Vous l’avez compris, j’ai un faible pour ce mois qui nous donne quatre semaines de sept jours soit un total de 28 jours. Un chiffre rond, logique, clair et net vous en conviendrez. Un mois donc pas compliqué. Un mois qui ainsi facilite les choses. Un mois juste. Un mois court qui en dit long. Un mois qui aime la fête. Pensez à tous ces carnavals de par le monde célébrant le Mardi gras. Un mois qui s’éclate. Un mois sans égal, un mois sans égo. Un mois qui n’a peur de rien. Un mois en plein hiver qui ne s’est pas encore débarrassé de son manteau. Un mois patriotique (le 15, journée nationale du drapeau canadien) et traditionnel (le 17, consacré à la famille). Mais aussi un mois de bon augure car il annonce le printemps le mois suivant.

« Nous voilà maintenant en février, un mois dans tous ses états. Un mois pas comme les autres. »

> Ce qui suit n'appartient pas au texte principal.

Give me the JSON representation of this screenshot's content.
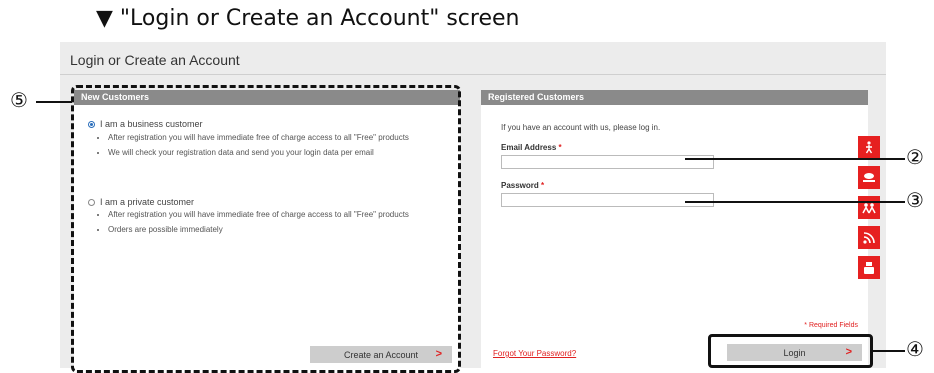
{
  "heading": "▼ \"Login or Create an Account\" screen",
  "screen_title": "Login or Create an Account",
  "new_customers": {
    "header": "New Customers",
    "option_business": "I am a business customer",
    "business_bullets": [
      "After registration you will have immediate free of charge access to all \"Free\" products",
      "We will check your registration data and send you your login data per email"
    ],
    "option_private": "I am a private customer",
    "private_bullets": [
      "After registration you will have immediate free of charge access to all \"Free\" products",
      "Orders are possible immediately"
    ],
    "create_button": "Create an Account",
    "arrow": ">"
  },
  "registered": {
    "header": "Registered Customers",
    "intro": "If you have an account with us, please log in.",
    "email_label": "Email Address",
    "password_label": "Password",
    "required_star": "*",
    "required_note": "* Required Fields",
    "forgot_link": "Forgot Your Password?",
    "login_button": "Login",
    "arrow": ">"
  },
  "callouts": {
    "c2": "②",
    "c3": "③",
    "c4": "④",
    "c5": "⑤"
  },
  "social_icons": [
    "person-icon",
    "monitor-icon",
    "people-icon",
    "rss-icon",
    "youtube-icon"
  ],
  "colors": {
    "accent_red": "#e02020",
    "panel_header": "#8a8a8a"
  }
}
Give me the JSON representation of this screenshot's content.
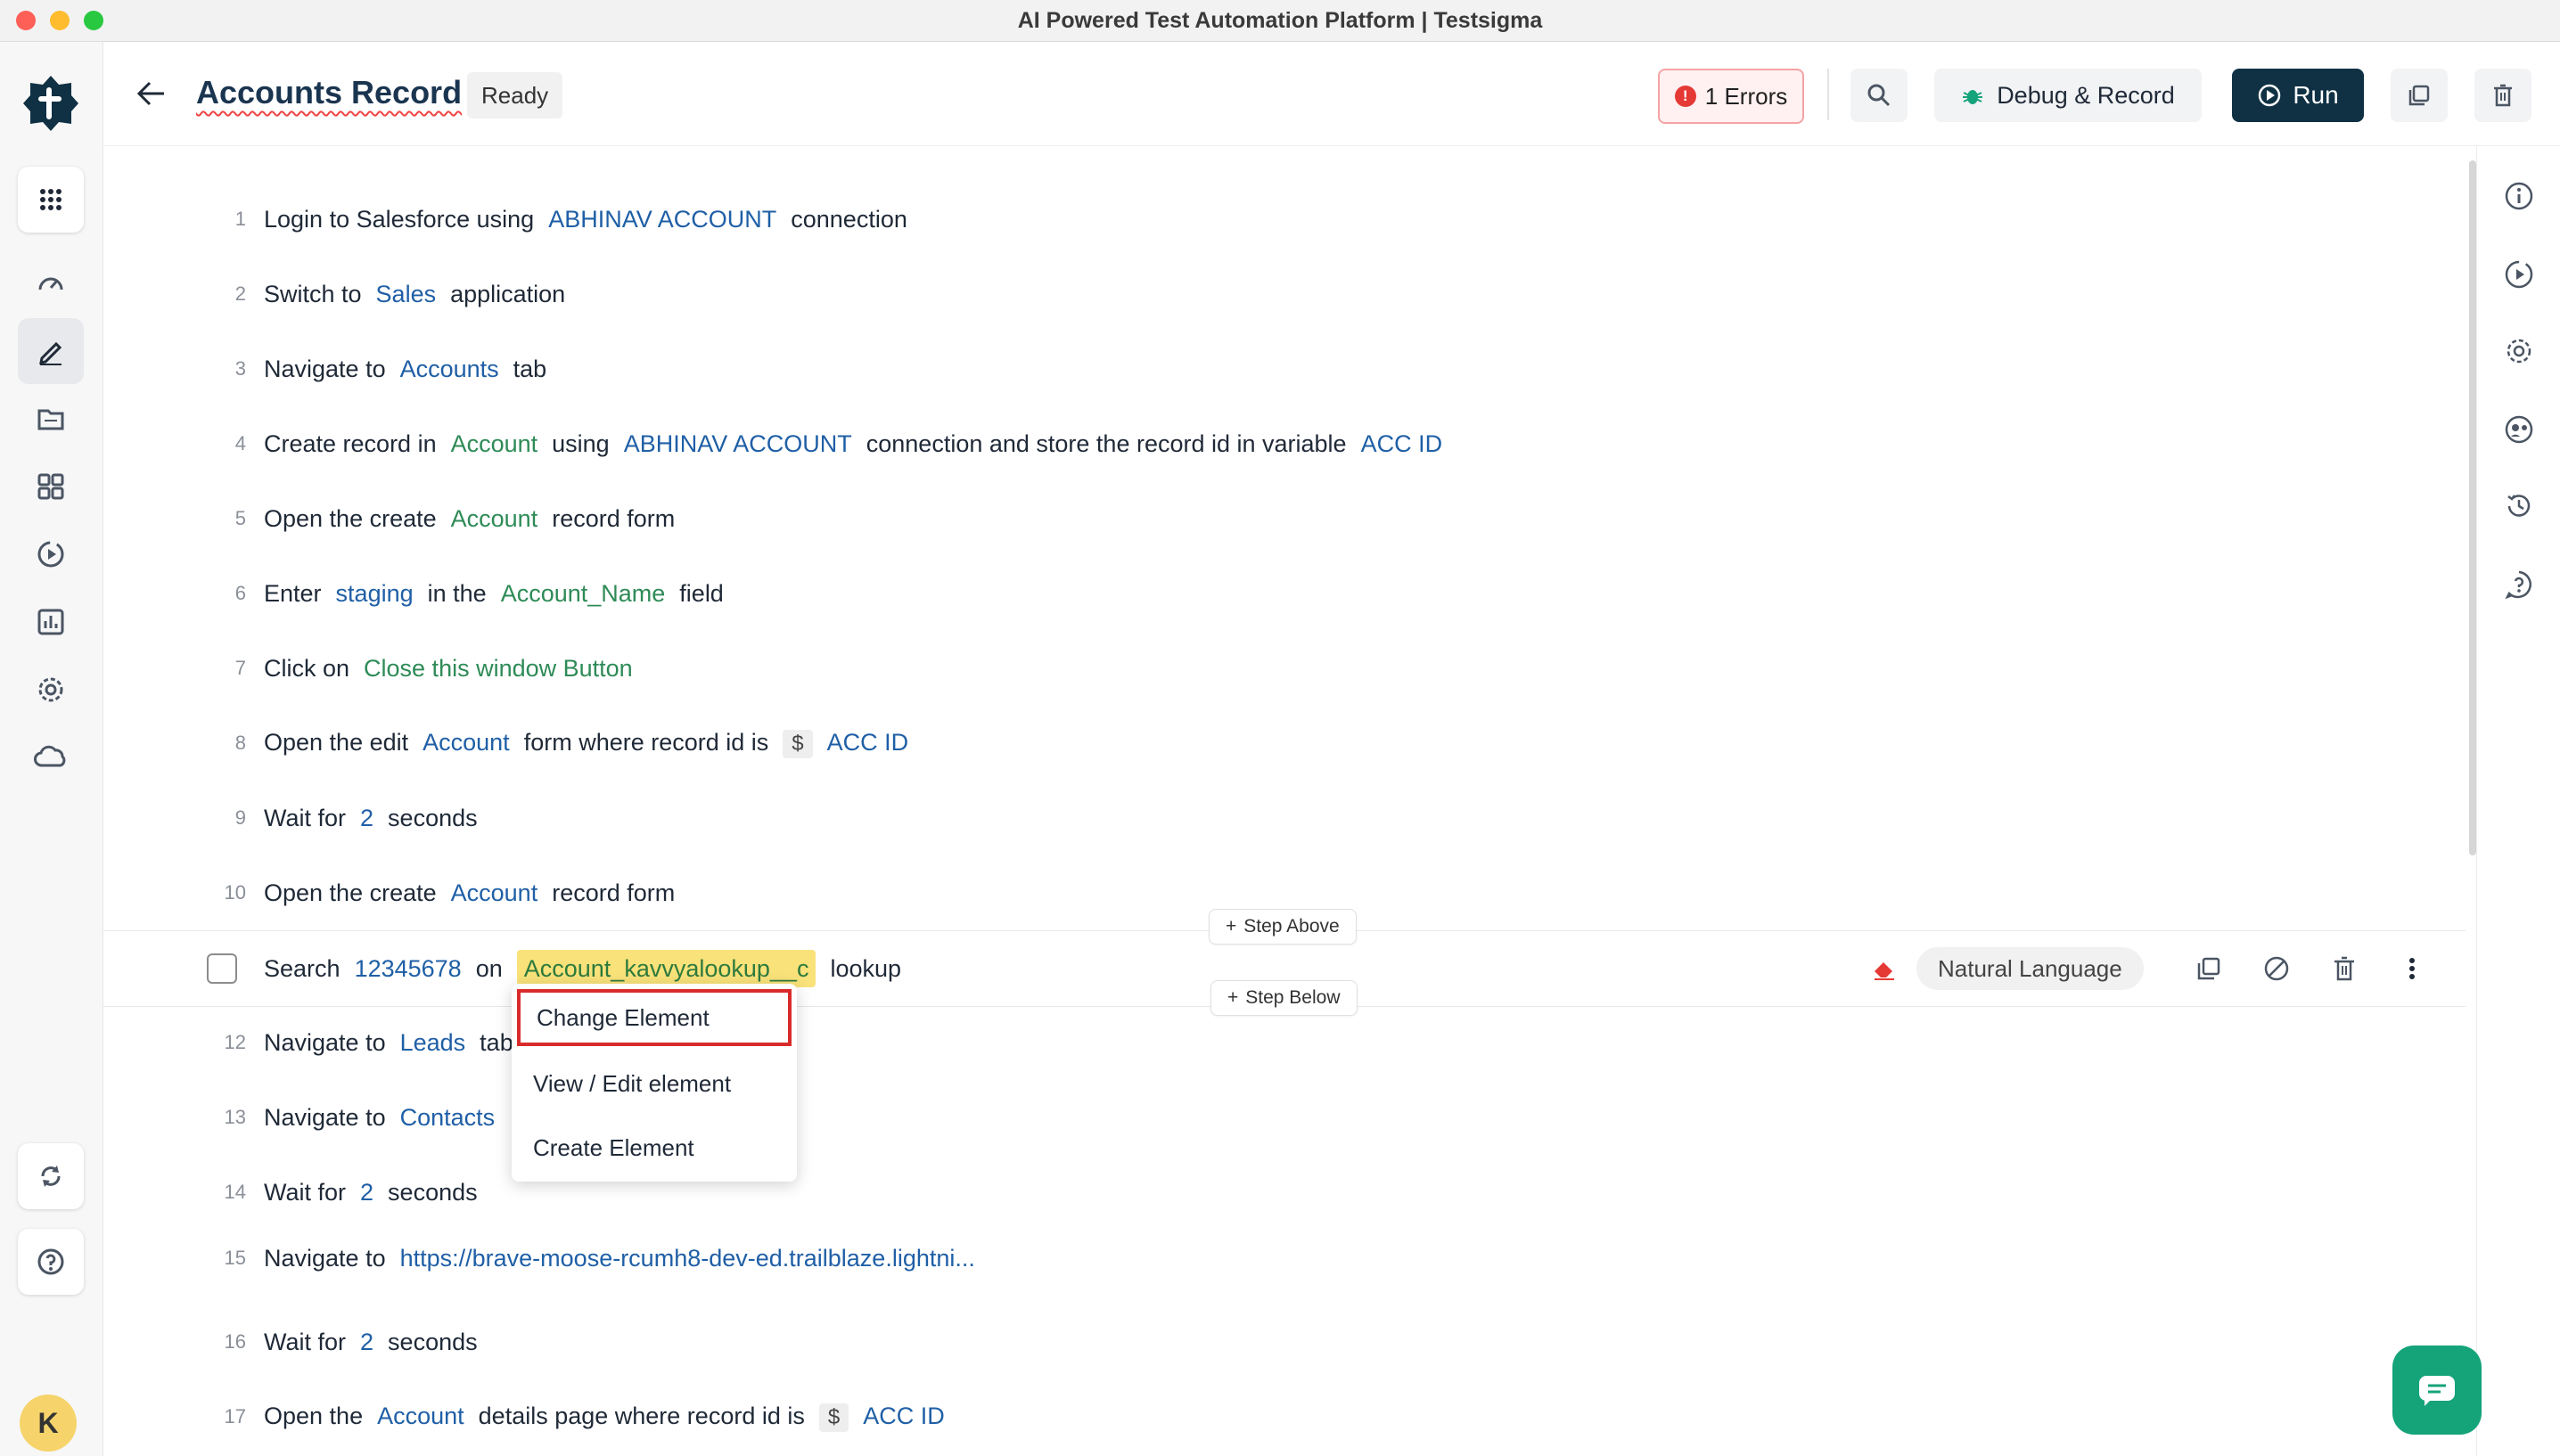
{
  "window": {
    "title": "AI Powered Test Automation Platform | Testsigma"
  },
  "header": {
    "title": "Accounts Record",
    "status": "Ready",
    "errors_label": "1 Errors",
    "errors_icon": "!",
    "debug_label": "Debug & Record",
    "run_label": "Run"
  },
  "user": {
    "initial": "K"
  },
  "steps": [
    {
      "num": "1",
      "parts": [
        "Login to Salesforce using",
        "ABHINAV ACCOUNT",
        "connection"
      ]
    },
    {
      "num": "2",
      "parts": [
        "Switch to",
        "Sales",
        "application"
      ]
    },
    {
      "num": "3",
      "parts": [
        "Navigate to",
        "Accounts",
        "tab"
      ]
    },
    {
      "num": "4",
      "parts": [
        "Create record in",
        "Account",
        "using",
        "ABHINAV ACCOUNT",
        "connection and store the record id in variable",
        "ACC ID"
      ]
    },
    {
      "num": "5",
      "parts": [
        "Open the create",
        "Account",
        "record form"
      ]
    },
    {
      "num": "6",
      "parts": [
        "Enter",
        "staging",
        "in the",
        "Account_Name",
        "field"
      ]
    },
    {
      "num": "7",
      "parts": [
        "Click on",
        "Close this window Button"
      ]
    },
    {
      "num": "8",
      "parts": [
        "Open the edit",
        "Account",
        "form where record id is",
        "$",
        "ACC ID"
      ]
    },
    {
      "num": "9",
      "parts": [
        "Wait for",
        "2",
        "seconds"
      ]
    },
    {
      "num": "10",
      "parts": [
        "Open the create",
        "Account",
        "record form"
      ]
    },
    {
      "num": "11",
      "parts": [
        "Search",
        "12345678",
        "on",
        "Account_kavvyalookup__c",
        "lookup"
      ]
    },
    {
      "num": "12",
      "parts": [
        "Navigate to",
        "Leads",
        "tab"
      ]
    },
    {
      "num": "13",
      "parts": [
        "Navigate to",
        "Contacts"
      ]
    },
    {
      "num": "14",
      "parts": [
        "Wait for",
        "2",
        "seconds"
      ]
    },
    {
      "num": "15",
      "parts": [
        "Navigate to",
        "https://brave-moose-rcumh8-dev-ed.trailblaze.lightni..."
      ]
    },
    {
      "num": "16",
      "parts": [
        "Wait for",
        "2",
        "seconds"
      ]
    },
    {
      "num": "17",
      "parts": [
        "Open the",
        "Account",
        "details page where record id is",
        "$",
        "ACC ID"
      ]
    }
  ],
  "selected_step": {
    "step_above": "Step Above",
    "step_below": "Step Below",
    "plus": "+",
    "mode": "Natural Language"
  },
  "context_menu": {
    "items": [
      "Change Element",
      "View / Edit element",
      "Create Element"
    ]
  },
  "colors": {
    "accent": "#103144",
    "parameter": "#1f5fa6",
    "element": "#2e8b57",
    "highlight": "#f9e27a",
    "error": "#e53935"
  }
}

Février peut se regarder dans la glace sans gêne. Face à son miroir le mois ne perd jamais la face. Il peut être fier. Sa courte taille ne l’empêche pas d’accomplir des merveilles. Février est un mois bien occupé. Jetez un coup d’œil à son calendrier. D’emblée, rappelons que février est le mois de l’histoire des Noirs. Le thème cette année : « Canadiens d’ascendance africaine : guidés par le passé, marchons vers l’avenir ». Un programme prometteur qui devrait s’étaler, je suggère, à l’année longue.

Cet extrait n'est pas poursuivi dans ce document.